The depth of cut is set by turning the knurled knob found behind the blade, try for fine thin shavings, making several light cuts.
To avoid tearout plane in the direction that the grain rises.
Fasten the material in a vise or use a Workmate because you need both hands to use the plane.
Types of Planes
These are 8" to 9" long and 1 3/4" to 2" wide, Stanley # 3 and 4 fit into this category. Their short length makes them ideal for trouble spots where a board may have grain that changes direction and has to be planed in different directions along its length. These planes cut a very fine shaving giving less chance of tearout.
These are similar looking to smoothing planes but have a longer base, ranging from 12" to 15" in length, they are used for rough shaping of boards so are made to remove large quantities of wood quickly. A Stanley # 5 is the basic jack plane.
Block planes are designed to shear off end grain as the blade is mounted at a very low angle making them very useful in trimming and fitting. Stanley # 9 1/2, 60 and 65 are examples of these planes.

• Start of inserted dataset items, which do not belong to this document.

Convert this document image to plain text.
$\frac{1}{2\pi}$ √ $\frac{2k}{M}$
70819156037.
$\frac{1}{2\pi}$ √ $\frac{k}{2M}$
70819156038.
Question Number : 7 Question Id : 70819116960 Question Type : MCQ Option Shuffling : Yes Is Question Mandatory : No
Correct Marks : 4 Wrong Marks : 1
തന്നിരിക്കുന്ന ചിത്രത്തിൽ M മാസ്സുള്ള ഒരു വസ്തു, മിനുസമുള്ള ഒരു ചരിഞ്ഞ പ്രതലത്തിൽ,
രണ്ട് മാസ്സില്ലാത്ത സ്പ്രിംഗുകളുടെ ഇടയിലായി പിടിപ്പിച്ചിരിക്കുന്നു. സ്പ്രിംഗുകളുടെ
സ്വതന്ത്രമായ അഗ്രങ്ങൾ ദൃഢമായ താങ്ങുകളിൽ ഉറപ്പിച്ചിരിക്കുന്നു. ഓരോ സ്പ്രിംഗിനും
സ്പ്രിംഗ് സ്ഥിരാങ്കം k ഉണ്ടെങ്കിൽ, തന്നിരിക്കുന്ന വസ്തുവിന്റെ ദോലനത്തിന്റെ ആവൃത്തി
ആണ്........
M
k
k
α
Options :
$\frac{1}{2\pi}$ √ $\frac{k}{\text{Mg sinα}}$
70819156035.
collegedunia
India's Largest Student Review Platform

Jointers are very long planes used to flatten and joint the faces of boards, they range from 18" up to 30" or more. Stanley # 6, 7 and 8 are examples.
This versatile tool was sold from 1884 until 1962, it was advertised as seven planes in one.. Most old timers will tell you they spent more time setting them up than using them. Different blades were used to cut profiles and at the time it was a way of getting the job done. They have been mostly replaced by the router and are now generally collectors items, unless you are like me :)
Wooden Smooth Plane
The tactile feel and light weight make wood planes irresistible to lovers of hand tools. Wedged wooden plane blades are easy to adjust by tapping the metal button at the rear, or the wedge and blade with a wooden mallet.